Let’s think briefly about economic forecasts. The U.S. Bureau of Economic Analysis (BEA) produces the historical estimates of Gross Domestic Product (GDP). It is well-known that U.S. GDP values are frequently and substantially re-stated. Q3 GDP values could potentially be revised from 1.9% annual growth to 2.1%. In this example, that is a 10.5% change calculated as (2.1/1.9) – 1! Without putting too fine a point on it: a 10.5% adjustment is a lot. There are three important points here:

This is merely the historical value. We are not even looking at the forecast yet.
We are focusing on U.S. GDP. If this national value is updated so substantially, how confident can we be in the Gross State Product (GSP) or Gross Metro Product (GMP), which are at dramatically lower levels of aggregation?
The official numbers are at a quarterly frequency. In many cases, we utilize monthly values, which have been interpolated (via some mathematical approach) from the quarterly values.

To be fair, these numbers are based on surveys, statistical methods and various data collected by the government. The GDP numbers do not fall out of the sky and magically appear on the desks of government employees. Indeed, humans (with the help of computers) report and calculate these statistics. There is much space here for error. It is not as if there is some kind of metering device that collects all the data on every transaction in our economy and transmits it to the federal government for quick and easy reporting – that is not how any of this works.

Now, let’s think about forecasting this constantly moving target. If we have little confidence in the historical GDP value from last quarter or even the prior quarter, how confident can we be in the forecast for the coming year? By way of analogy, let’s imagine we are generating load forecasts every five minutes, based on updated weather conditions and the most recently reported historical five-minute load data. If the deltas of the most recent observations were bouncing around by a factor of 10%, it would come as exactly no surprise to anybody if our near-term load forecast would be (how shall I put this?) bad.

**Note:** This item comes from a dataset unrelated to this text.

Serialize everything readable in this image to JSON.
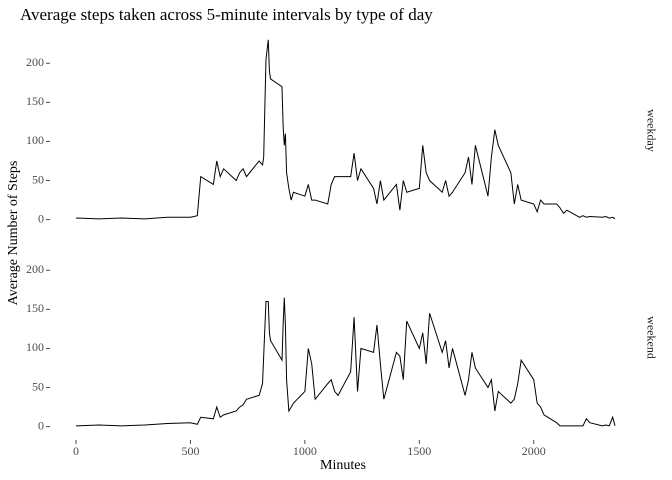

We can make similar arguments about the saturation and efficiency drivers. The long-term weather forecast has its own set of issues: it is typically based on some measure of ‘normal’ weather, which can be calculated variously. Maybe we use a 10-year normal or a 20-year normal or a trended-normal. Again, there is much space for interpretation and for error.

The point of this is not to denigrate the economic vendors or the EIA, but rather to bring a few issues into the daylight for evaluation. The fact that there are GDP numbers and saturation/efficiency drivers at all is a big accomplishment. We also do not let a lack of data or a lack of confidence in the data stop us from generating forecasts. We must do the best we can with the tools we have available to us!